IRS will monitor this corrective action as part of our internal management system of controls.

 

RECOMMENDATION 3:

The Director, Collection  Policy, SB/SE Division and Director, Fraud/Bank Secrecy Act, SB/SE Division should emphasize that possible barriers to a criminal fraud referral need to be discussed and documented during the case development with the FTA, RO, and group manager.

 

CORRECTIVE ACTION:

We will revise IRM 25.1.2 to include discussion between the FTA and RO of possible barriers to criminal fraud referral during the case development meeting.

 

IMPLEMENTATION DATE:

April 15, 2013

 

RESPONSIBLE OFFICIAL(S):

The Director, Collection Policy, SB/SE Division and Director, Fraud/Bank Secrecy Act, SB/SE Division

 

CORRECTIVE ACTION MONITORING PLAN:

IRS will monitor this corrective action as part of our internal management system of controls.

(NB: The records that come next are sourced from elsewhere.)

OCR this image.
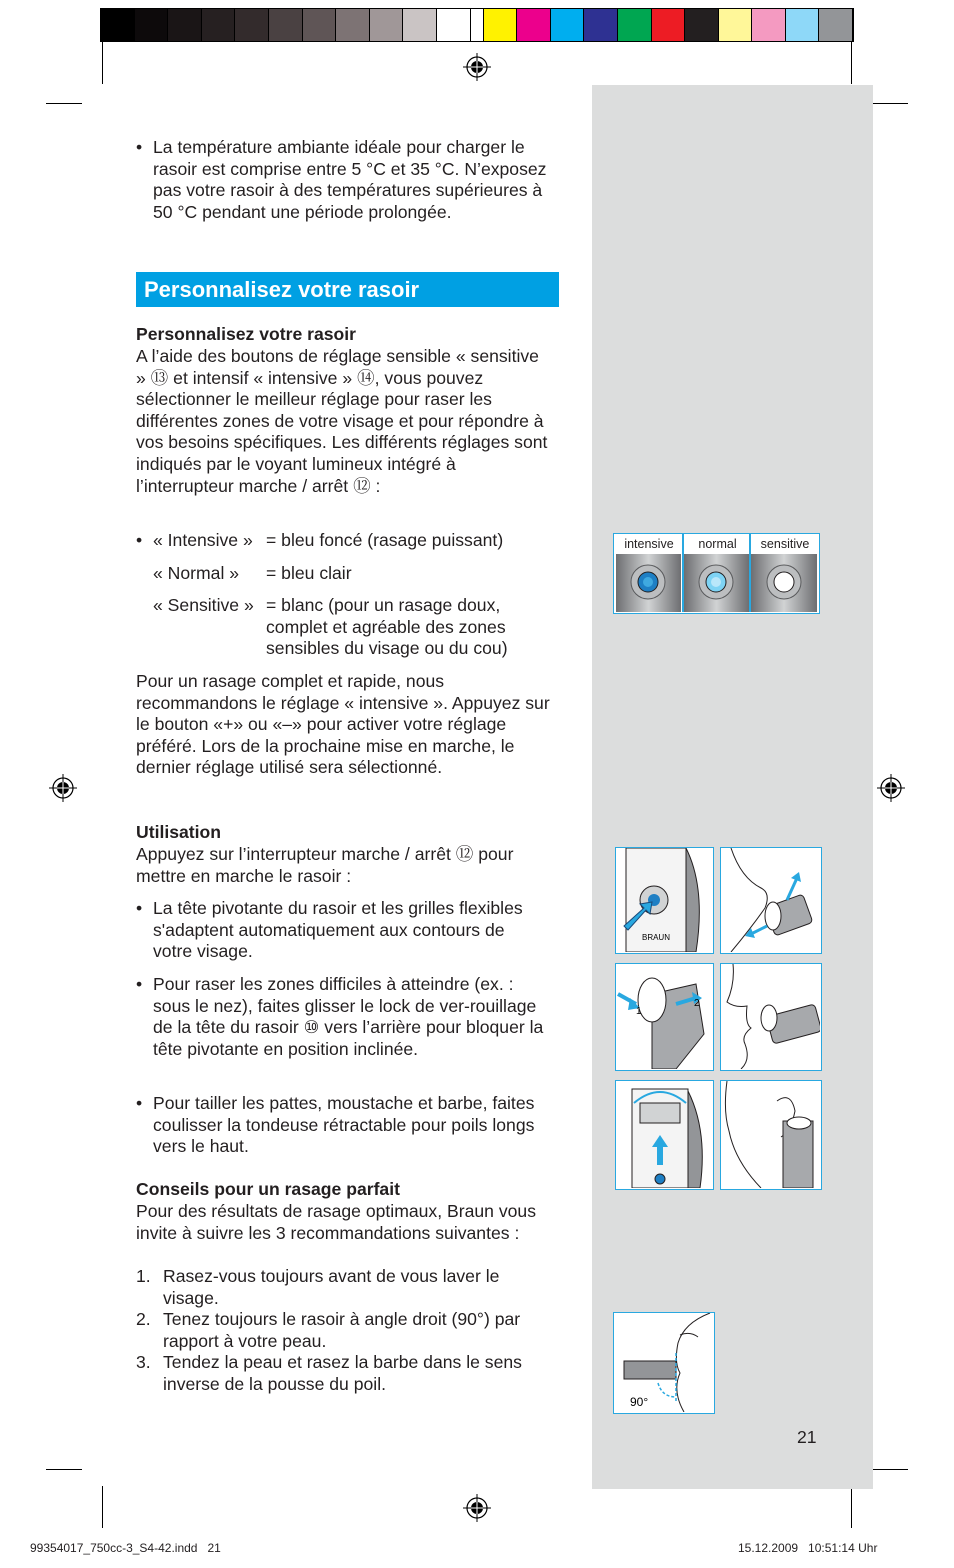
• La température ambiante idéale pour charger le rasoir est comprise entre 5 °C et 35 °C. N’exposez pas votre rasoir à des températures supérieures à 50 °C pendant une période prolongée.
Personnalisez votre rasoir
Personnalisez votre rasoir
A l’aide des boutons de réglage sensible « sensitive » ⑬ et intensif « intensive » ⑭, vous pouvez sélectionner le meilleur réglage pour raser les différentes zones de votre visage et pour répondre à vos besoins spécifiques. Les différents réglages sont indiqués par le voyant lumineux intégré à l’interrupteur marche / arrêt ⑫ :
• « Intensive » = bleu foncé (rasage puissant)
« Normal » = bleu clair
« Sensitive » = blanc (pour un rasage doux, complet et agréable des zones sensibles du visage ou du cou)
Pour un rasage complet et rapide, nous recommandons le réglage « intensive ». Appuyez sur le bouton «+» ou «–» pour activer votre réglage préféré. Lors de la prochaine mise en marche, le dernier réglage utilisé sera sélectionné.
Utilisation
Appuyez sur l’interrupteur marche / arrêt ⑫ pour mettre en marche le rasoir :
• La tête pivotante du rasoir et les grilles flexibles s'adaptent automatiquement aux contours de votre visage.
• Pour raser les zones difficiles à atteindre (ex. : sous le nez), faites glisser le lock de ver-rouillage de la tête du rasoir ⑩ vers l’arrière pour bloquer la tête pivotante en position inclinée.
• Pour tailler les pattes, moustache et barbe, faites coulisser la tondeuse rétractable pour poils longs vers le haut.
Conseils pour un rasage parfait
Pour des résultats de rasage optimaux, Braun vous invite à suivre les 3 recommandations suivantes :
1. Rasez-vous toujours avant de vous laver le visage.
2. Tenez toujours le rasoir à angle droit (90°) par rapport à votre peau.
3. Tendez la peau et rasez la barbe dans le sens inverse de la pousse du poil.
intensive	normal	sensitive
BRAUN
1
2
90°
21
99354017_750cc-3_S4-42.indd   21	15.12.2009   10:51:14 Uhr
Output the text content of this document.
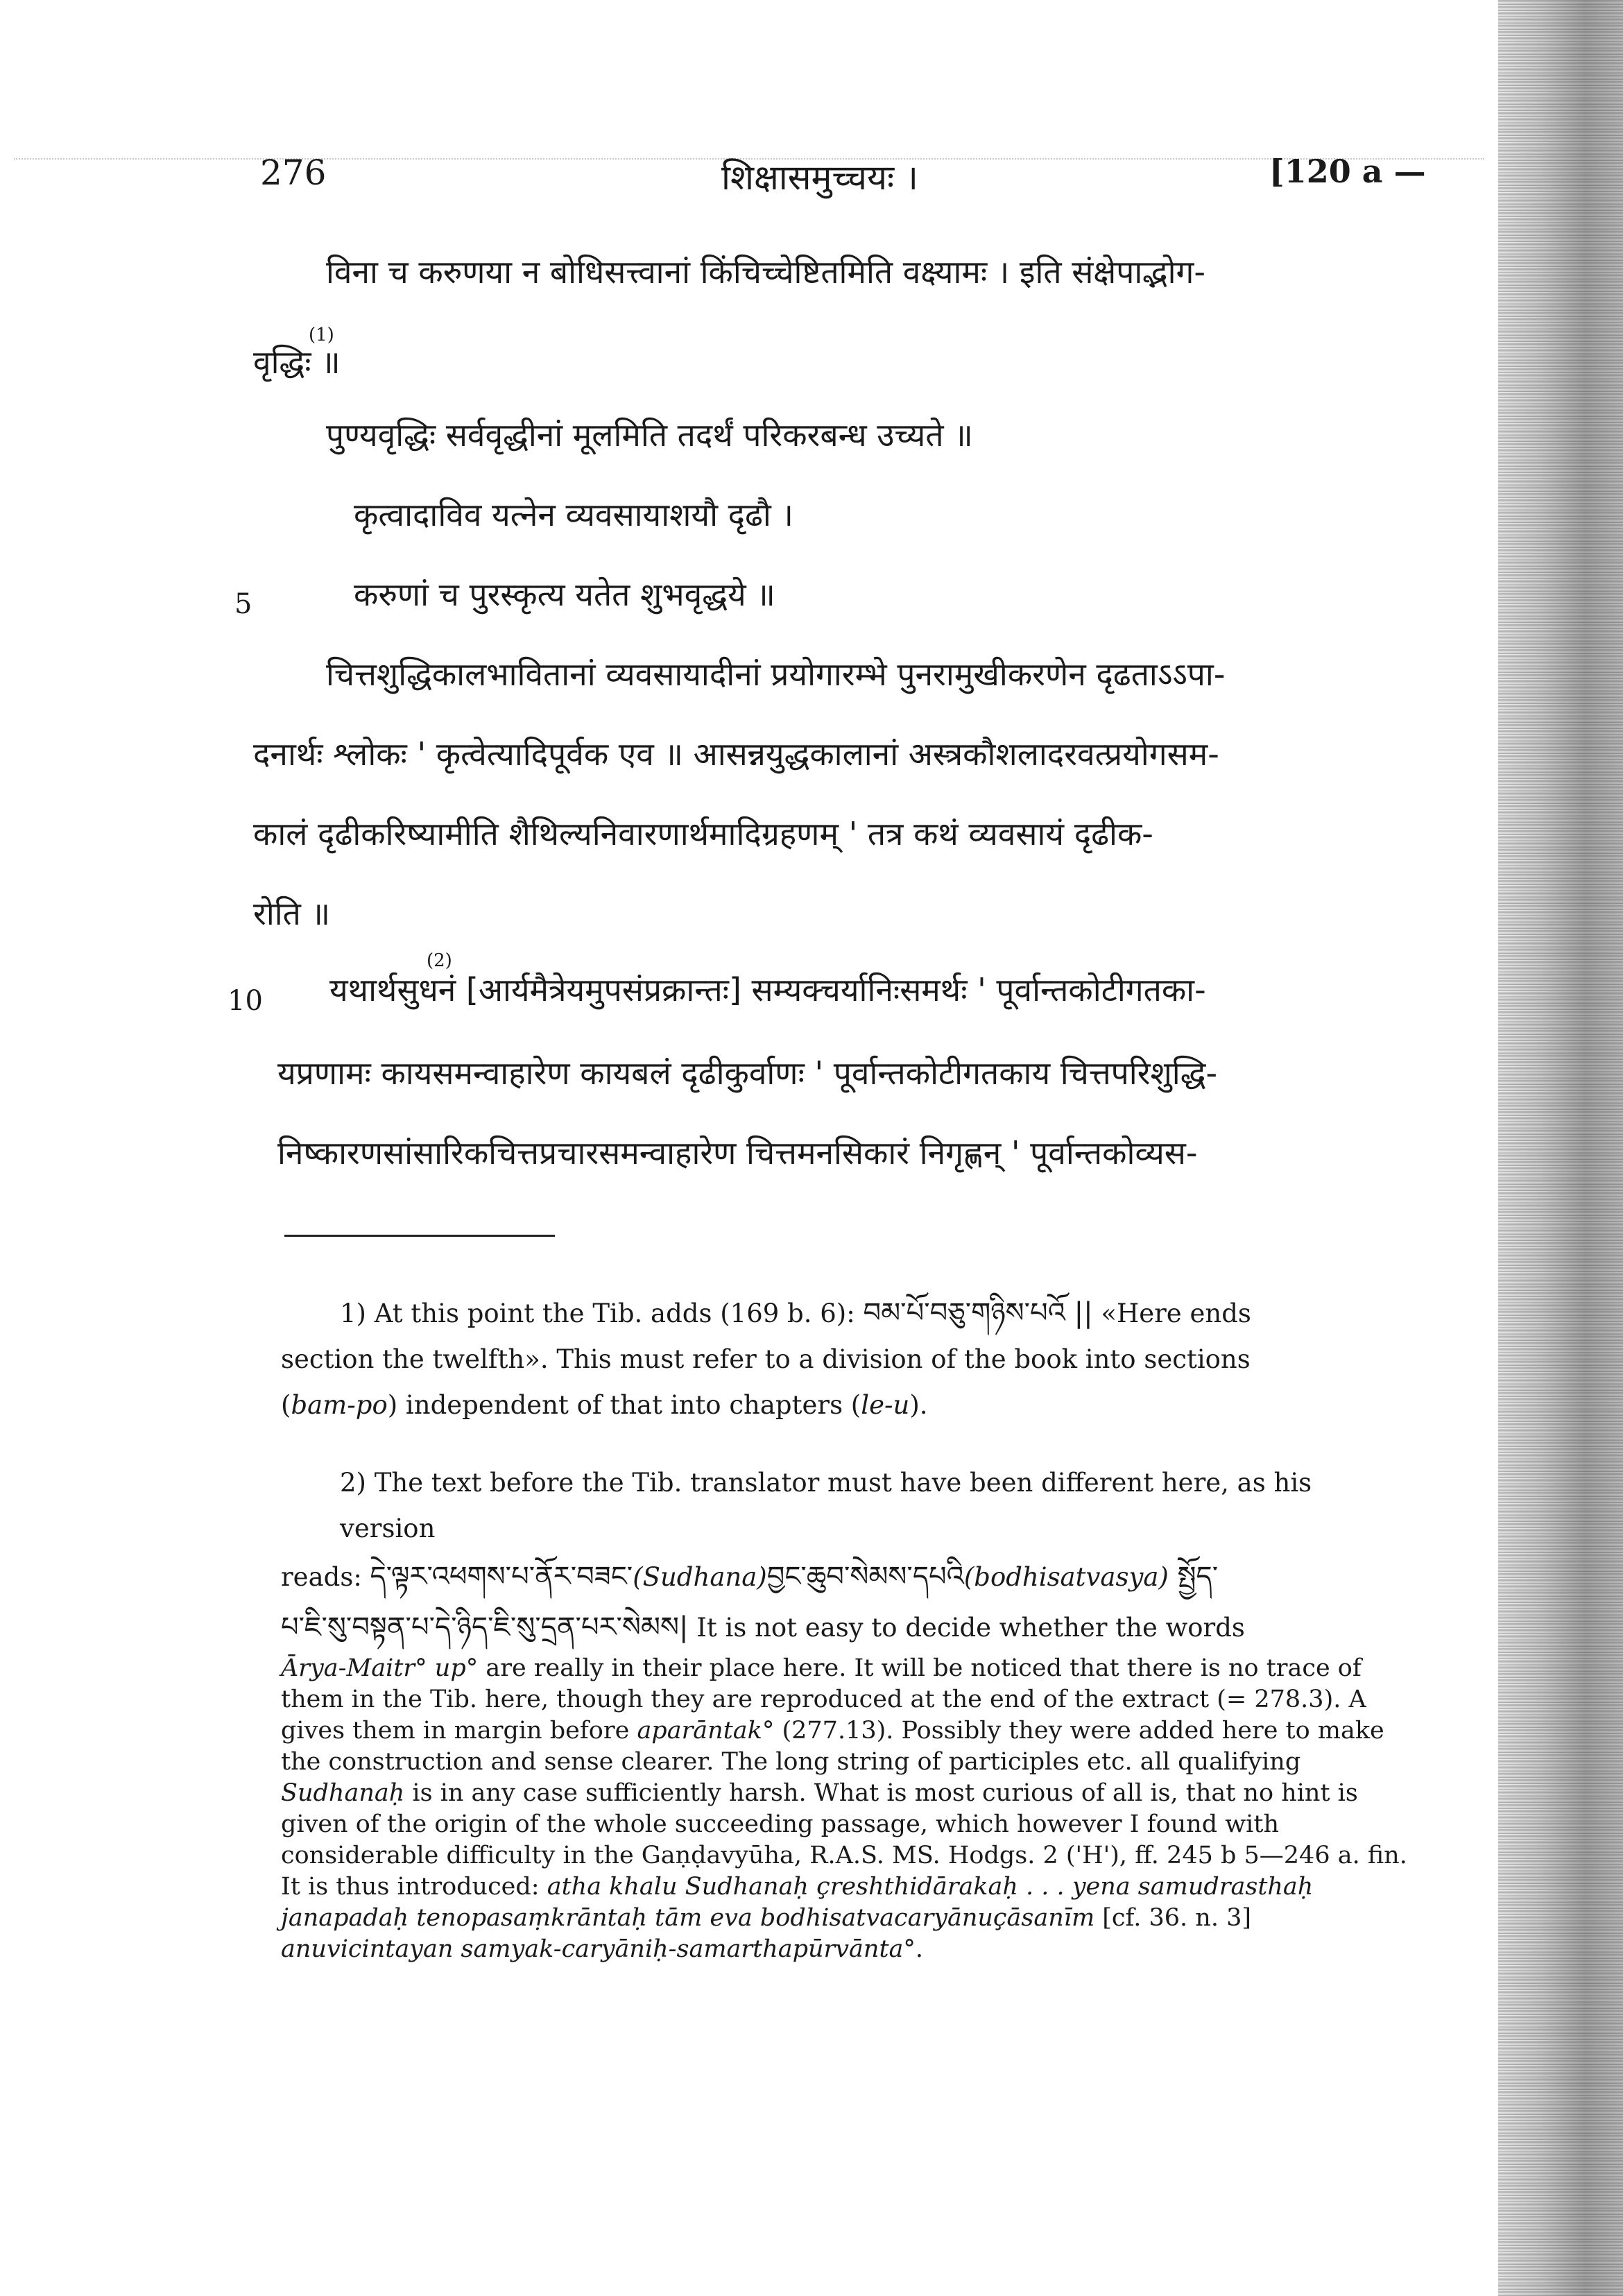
276	शिक्षासमुच्चयः ।	[120 a —
विना च करुणया न बोधिसत्त्वानां किंचिच्चेष्टितमिति वक्ष्यामः । इति संक्षेपाद्भोग-
(1)
वृद्धिः ॥
पुण्यवृद्धिः सर्ववृद्धीनां मूलमिति तदर्थं परिकरबन्ध उच्यते ॥
कृत्वादाविव यत्नेन व्यवसायाशयौ दृढौ ।
5	करुणां च पुरस्कृत्य यतेत शुभवृद्धये ॥
चित्तशुद्धिकालभावितानां व्यवसायादीनां प्रयोगारम्भे पुनरामुखीकरणेन दृढताऽऽपा-
दनार्थः श्लोकः ' कृत्वेत्यादिपूर्वक एव ॥ आसन्नयुद्धकालानां अस्त्रकौशलादरवत्प्रयोगसम-
कालं दृढीकरिष्यामीति शैथिल्यनिवारणार्थमादिग्रहणम् ' तत्र कथं व्यवसायं दृढीक-
रोति ॥
(2)
10 यथार्थसुधनं [आर्यमैत्रेयमुपसंप्रक्रान्तः] सम्यक्चर्यानिःसमर्थः ' पूर्वान्तकोटीगतका-
यप्रणामः कायसमन्वाहारेण कायबलं दृढीकुर्वाणः ' पूर्वान्तकोटीगतकाय चित्तपरिशुद्धि-
निष्कारणसांसारिकचित्तप्रचारसमन्वाहारेण चित्तमनसिकारं निगृह्णन् ' पूर्वान्तकोव्यस-
1) At this point the Tib. adds (169 b. 6): བམ་པོ་བཅུ་གཉིས་པའོ || «Here ends
section the twelfth». This must refer to a division of the book into sections
(bam-po) independent of that into chapters (le-u).
2) The text before the Tib. translator must have been different here, as his version
reads: དེ་ལྟར་འཕགས་པ་ནོར་བཟང་(Sudhana)བྱང་ཆུབ་སེམས་དཔའི(bodhisatvasya) སྤྱོད་
པ་ཇི་སུ་བསྟན་པ་དེ་ཉིད་ཇི་སུ་དྲན་པར་སེམས| It is not easy to decide whether the words
Ārya-Maitr° up° are really in their place here. It will be noticed that there is no trace of them in the Tib. here, though they are reproduced at the end of the extract (= 278.3). A gives them in margin before aparāntak° (277.13). Possibly they were added here to make the construction and sense clearer. The long string of participles etc. all qualifying Sudhanaḥ is in any case sufficiently harsh. What is most curious of all is, that no hint is given of the origin of the whole succeeding passage, which however I found with considerable difficulty in the Gaṇḍavyūha, R.A.S. MS. Hodgs. 2 ('H'), ff. 245 b 5—246 a. fin. It is thus introduced: atha khalu Sudhanaḥ çreshthidārakaḥ . . . yena samudrasthaḥ janapadaḥ tenopasaṃkrāntaḥ tām eva bodhisatvacaryānuçāsanīm [cf. 36. n. 3] anuvicintayan samyak-caryāniḥ-samarthapūrvānta°.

[1] See Appendix V for a glossary of terms.

[2] See Appendix V for a glossary of terms.

[3] IRM 25.1 (Dec. 27, 2011).

[4] IRM 25.1.2.2(5) (Oct. 30, 2009) states the Collection Fraud Development Plan of Action may be documented:  1) in the form of a memorandum, 2) on page two of Form 11661-A, or 3) on Form 11660, Fraud Development Plan.

[5] IRM 5.1.11.6.2 (Jan. 15, 2010).

[6] Of the 1,881 Collection function personnel who responded to this FY 2009 survey, 1,504 (80 percent) were from field operations.

[7] Interviews at the three Collection function field sites included three Territory managers, seven group managers, 16 ROs, three FTAs, and one FTA manager.

[8] Factors beyond the control of the RO can cause CI to decline a fraud referral.  For example, CI may believe a case would be too difficult to present to the average jury.

[9] IRS Document 12722, National Fraud Program Standard Operating Procedures, (May 2009).

[10] As of May 31, 2012, the investigation for this case had not been concluded.

[11] Venue is established based on the taxpayer’s place of residence and/or where the tax return was prepared and submitted.  In these four cases, either venue had not been established for the CI field office to which the case was submitted or the case was submitted to the incorrect field office. 

[12] At the time of our review, the current version of Form 11661-A was dated October 2010.

[13] We reviewed a judgmental sample of 30 cases to determine if the overage clock was stopped and restarted as required.  However, 11 of the 30 cases were immediate referrals that bypassed the fraud development phase.  A judgmental sample is a nonstatistical sample, the results of which cannot be used to project to the population.

[14] IRM 25.1.8.8, Aging of Collection Fraud Cases, (Nov. 4, 2008), details the specific codes and processes used to stop and restart the overage clock.  Also, systemic case aging reports are generated by the ENTITY Case Management System.

[15] A case is deemed no longer in fraud development status on the date CI’s Declination Memorandum is received by the RO, or 30 calendar days after the date of the Declination Memorandum if the Integrated Collection System does not notate receipt of the memorandum or indicate FTA involvement is continuing.

[16] See Appendix V for a glossary of terms.

[17] Pub. L. No. 91-508, 84 Stat. 1114 to 1124 (1970) (codified as amended in scattered sections of 12 U.S.C., 18 U.S.C., and 31 U.S.C.).

[18] Pub. L. No. 105-206, 112 Stat. 685 (codified as amended in scattered sections of 2 U.S.C., 5 U.S.C. app., 16 U.S.C., 19 U.S.C., 22 U.S.C., 23 U.S.C., 26 U.S.C., 31 U.S.C., 38 U.S.C., and 49 U.S.C.).